Zixly - System Architecture Document
SME Business Automation Platform for Brisbane Businesses
Version: 3.0
Last Updated: 2025-10-25
Owner: Technical Architecture
Status: Active
Table of Contents
- Executive Summary
- Architecture Overview
- Technology Stack
- Workflow Architecture
- Data Architecture
- Security Architecture
- Infrastructure & Deployment
- Monitoring & Observability
- Development Workflow
- Implementation Roadmap
Executive Summary
Purpose
Zixly is an SME business automation service for Brisbane businesses (10-50 employees), using this internal operations platform to track service delivery and demonstrate workflow automation patterns for connecting business systems (Xero, HubSpot, Shopify, Asana).
Architecture Philosophy
Event-Driven, Cloud-Based, Scalable
- SME Automation Services: Connect business systems to eliminate repetitive admin work
- Internal Operations: Track Zixly’s own service delivery (single-tenant platform)
- Modern Infrastructure: Leverages cloud services (AWS), containerization, and infrastructure as code
- Event-Driven: Webhook-triggered workflow execution (e.g., invoice paid → update CRM)

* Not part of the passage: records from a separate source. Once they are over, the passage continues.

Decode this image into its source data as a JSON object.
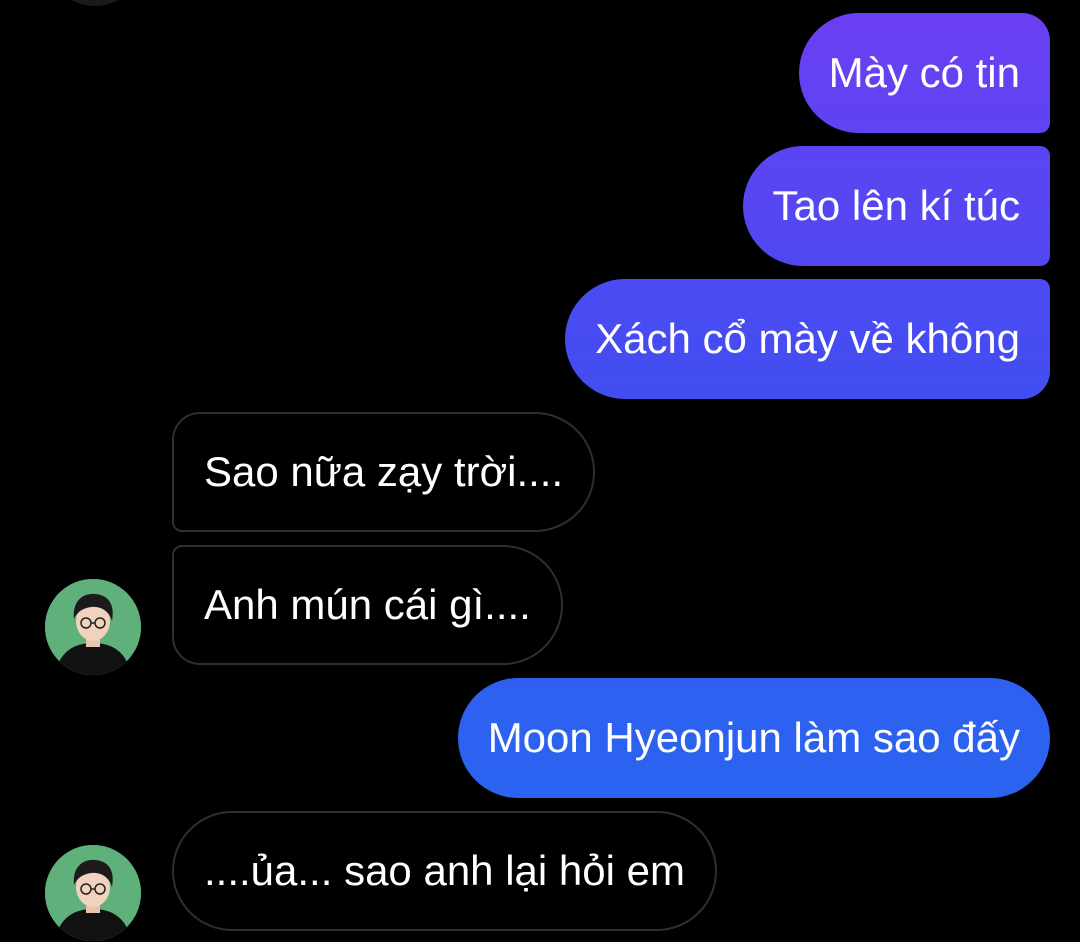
{
  "colors": {
    "background": "#000000",
    "outgoing_gradient_top": "#6a3ff1",
    "outgoing_gradient_bottom": "#1f6bf0",
    "incoming_bubble": "#000000",
    "incoming_border": "#2f2f2f",
    "avatar_background": "#5fb07a"
  },
  "messages": [
    {
      "direction": "outgoing",
      "text": "Mày có tin"
    },
    {
      "direction": "outgoing",
      "text": "Tao lên kí túc"
    },
    {
      "direction": "outgoing",
      "text": "Xách cổ mày về không"
    },
    {
      "direction": "incoming",
      "text": "Sao nữa zạy trời...."
    },
    {
      "direction": "incoming",
      "text": "Anh mún cái gì....",
      "avatar": "contact-avatar"
    },
    {
      "direction": "outgoing",
      "text": "Moon Hyeonjun làm sao đấy"
    },
    {
      "direction": "incoming",
      "text": "....ủa... sao anh lại hỏi em",
      "avatar": "contact-avatar"
    }
  ]
}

- Infrastructure as Code: All infrastructure version-controlled with Terraform
- Full Observability: Prometheus + Grafana monitoring for workflow health
Business Model
Service Business + Internal Operations Platform
- Primary Business: SME business automation services ($3K - $40K projects)
- Internal Platform: Single-tenant platform for tracking Zixly operations
- Target Market: Brisbane and South East Queensland SMEs (professional services, construction, e-commerce, manufacturing)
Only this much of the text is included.